Behind every game, the developer had an intent as to why they created it. And how they executed on it, is worth looking into.
For example, the weaponis overpowered. In actual fact, the boss might not have enough health.
Or, this example. Game is in beta. 2 teams, same game, one team felt weapon oveepowered. Designer tasked to fix it in 5 days. After 4 days of watching in game footage and being in some games found 2 things:
– aggressive gameplay is a much better strategy overall.
– the sound of the same weapon in 2 different teams is different. So the designer downloaded Audacity, upped the base by 700% and it fixed it!!
Also, why is the term, “just for fun” used. Seems like it’s very reductionist.
Games can be for fun or whatever else you want it to be…just don’t tell me how “I” should feel about it.
A good thing to do is journal about the gaming experience. Understand why you’re experiencing what you’re experiencing. This will enable you to enjoy the experience even more over a longer period of time.

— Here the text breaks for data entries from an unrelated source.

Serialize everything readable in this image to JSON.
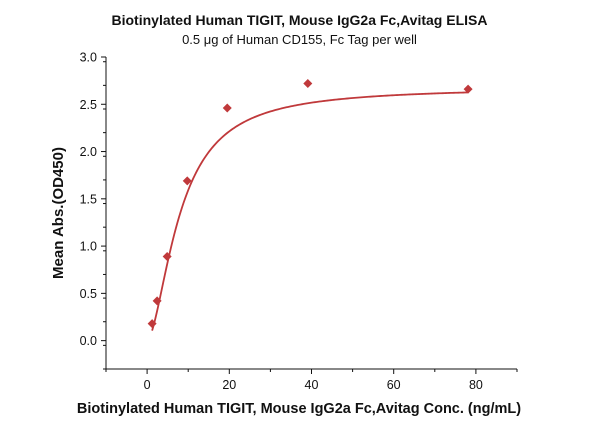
{
  "chart_data": {
    "type": "scatter",
    "title": "Biotinylated Human TIGIT, Mouse IgG2a Fc,Avitag ELISA",
    "subtitle": "0.5 μg of Human CD155, Fc Tag per well",
    "xlabel": "Biotinylated Human TIGIT, Mouse IgG2a Fc,Avitag Conc. (ng/mL)",
    "ylabel": "Mean Abs.(OD450)",
    "xlim": [
      -10,
      90
    ],
    "ylim": [
      -0.3,
      3.0
    ],
    "xticks": [
      0,
      20,
      40,
      60,
      80
    ],
    "yticks": [
      0.0,
      0.5,
      1.0,
      1.5,
      2.0,
      2.5,
      3.0
    ],
    "xtick_labels": [
      "0",
      "20",
      "40",
      "60",
      "80"
    ],
    "ytick_labels": [
      "0.0",
      "0.5",
      "1.0",
      "1.5",
      "2.0",
      "2.5",
      "3.0"
    ],
    "grid": false,
    "color": "#c0393b",
    "series": [
      {
        "marker": "diamond",
        "x": [
          1.22,
          2.44,
          4.88,
          9.77,
          19.5,
          39.1,
          78.1
        ],
        "y": [
          0.18,
          0.42,
          0.89,
          1.69,
          2.46,
          2.72,
          2.66
        ]
      }
    ],
    "fit": {
      "type": "4PL",
      "bottom": 0.0,
      "top": 2.68,
      "ec50": 8.0,
      "hill": 1.7
    }
  }
}
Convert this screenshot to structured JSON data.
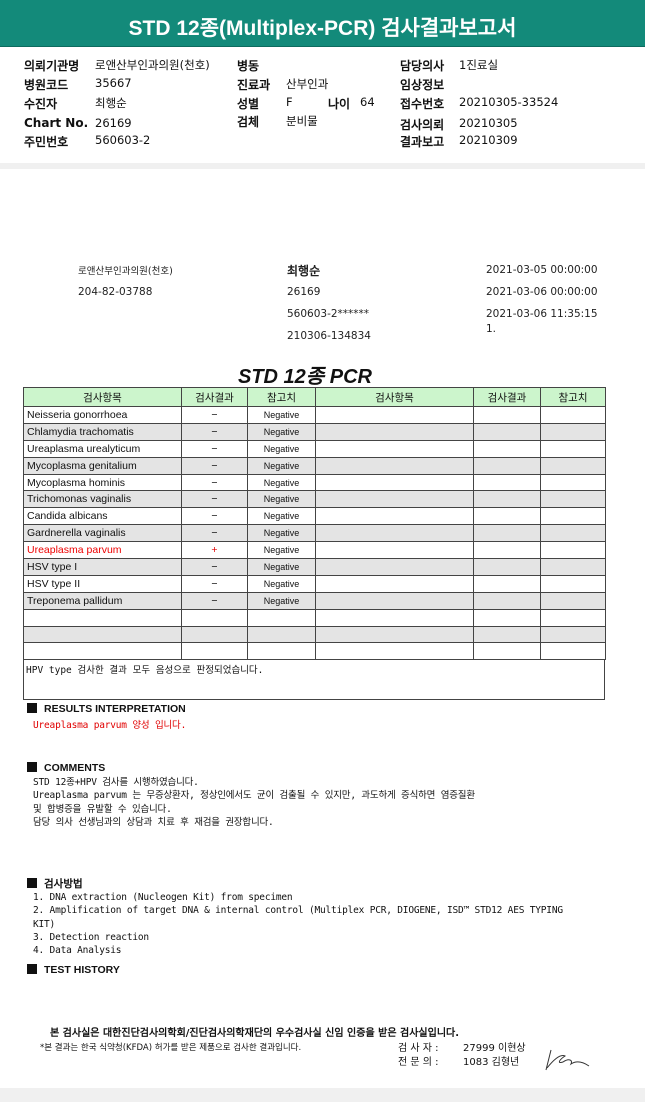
{
  "title": "STD 12종(Multiplex-PCR) 검사결과보고서",
  "header": {
    "institution_label": "의뢰기관명",
    "institution": "로앤산부인과의원(천호)",
    "ward_label": "병동",
    "ward": "",
    "doctor_label": "담당의사",
    "doctor": "1진료실",
    "hospital_code_label": "병원코드",
    "hospital_code": "35667",
    "dept_label": "진료과",
    "dept": "산부인과",
    "clinical_label": "임상정보",
    "clinical": "",
    "patient_label": "수진자",
    "patient": "최행순",
    "sex_label": "성별",
    "sex": "F",
    "age_label": "나이",
    "age": "64",
    "receipt_label": "접수번호",
    "receipt": "20210305-33524",
    "chart_label": "Chart No.",
    "chart": "26169",
    "specimen_label": "검체",
    "specimen": "분비물",
    "request_label": "검사의뢰",
    "request": "20210305",
    "id_label": "주민번호",
    "id": "560603-2",
    "report_label": "결과보고",
    "report": "20210309"
  },
  "info": {
    "clinic": "로앤산부인과의원(천호)",
    "biz_no": "204-82-03788",
    "patient": "최행순",
    "chart": "26169",
    "id_masked": "560603-2******",
    "sample_no": "210306-134834",
    "date1": "2021-03-05 00:00:00",
    "date2": "2021-03-06 00:00:00",
    "date3": "2021-03-06 11:35:15",
    "date3_cont": "1."
  },
  "table": {
    "title": "STD 12종 PCR",
    "headers": [
      "검사항목",
      "검사결과",
      "참고치",
      "검사항목",
      "검사결과",
      "참고치"
    ],
    "rows": [
      {
        "name": "Neisseria gonorrhoea",
        "result": "−",
        "ref": "Negative"
      },
      {
        "name": "Chlamydia trachomatis",
        "result": "−",
        "ref": "Negative"
      },
      {
        "name": "Ureaplasma urealyticum",
        "result": "−",
        "ref": "Negative"
      },
      {
        "name": "Mycoplasma genitalium",
        "result": "−",
        "ref": "Negative"
      },
      {
        "name": "Mycoplasma hominis",
        "result": "−",
        "ref": "Negative"
      },
      {
        "name": "Trichomonas vaginalis",
        "result": "−",
        "ref": "Negative"
      },
      {
        "name": "Candida albicans",
        "result": "−",
        "ref": "Negative"
      },
      {
        "name": "Gardnerella vaginalis",
        "result": "−",
        "ref": "Negative"
      },
      {
        "name": "Ureaplasma parvum",
        "result": "+",
        "ref": "Negative"
      },
      {
        "name": "HSV type I",
        "result": "−",
        "ref": "Negative"
      },
      {
        "name": "HSV type II",
        "result": "−",
        "ref": "Negative"
      },
      {
        "name": "Treponema pallidum",
        "result": "−",
        "ref": "Negative"
      }
    ],
    "note": "HPV type 검사한 결과 모두 음성으로 판정되었습니다.",
    "positive_color": "#e00000"
  },
  "interpretation": {
    "heading": "RESULTS   INTERPRETATION",
    "text": "Ureaplasma parvum 양성 입니다."
  },
  "comments": {
    "heading": "COMMENTS",
    "lines": [
      "STD 12종+HPV 검사를 시행하였습니다.",
      "Ureaplasma parvum 는 무증상환자, 정상인에서도 균이 검출될 수 있지만, 과도하게 증식하면 염증질환",
      "및 합병증을 유발할 수 있습니다.",
      "담당 의사 선생님과의 상담과 치료 후 재검을 권장합니다."
    ]
  },
  "method": {
    "heading": "검사방법",
    "lines": [
      "1. DNA extraction (Nucleogen Kit) from specimen",
      "2. Amplification of target DNA & internal control (Multiplex PCR, DIOGENE, ISD™ STD12 AES TYPING",
      "KIT)",
      "3. Detection reaction",
      "4. Data Analysis"
    ]
  },
  "history": {
    "heading": "TEST HISTORY"
  },
  "footer": {
    "cert": "본 검사실은 대한진단검사의학회/진단검사의학재단의 우수검사실 신임 인증을 받은 검사실입니다.",
    "kfda": "*본 결과는 한국 식약청(KFDA) 허가를 받은 제품으로 검사한 결과입니다.",
    "tester_label": "검 사 자 :",
    "tester": "27999 이현상",
    "specialist_label": "전 문 의 :",
    "specialist": "1083 김형년"
  },
  "colors": {
    "titlebar": "#138a7a",
    "table_header": "#ccf5cc",
    "alt_row": "#e4e4e4"
  }
}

Platformers – they are built to have a 1 second after jump sequence. Much like the coyote in road runner who goes off the road, pauses, then falls. Well in some platformers, they make it so that such a misstep is still classified as a good jump. However as games are designed to inspire us, when this tip was exposed, some gamers becam irate.
Games in essence, are designed to be hard. And as a developer you only know that you are doing well when people are complaining about different aspects of your game. If no one is complaining then it means that your game is crap.
Then when people do complain, you work out whether it’s a real issue or if it goes away.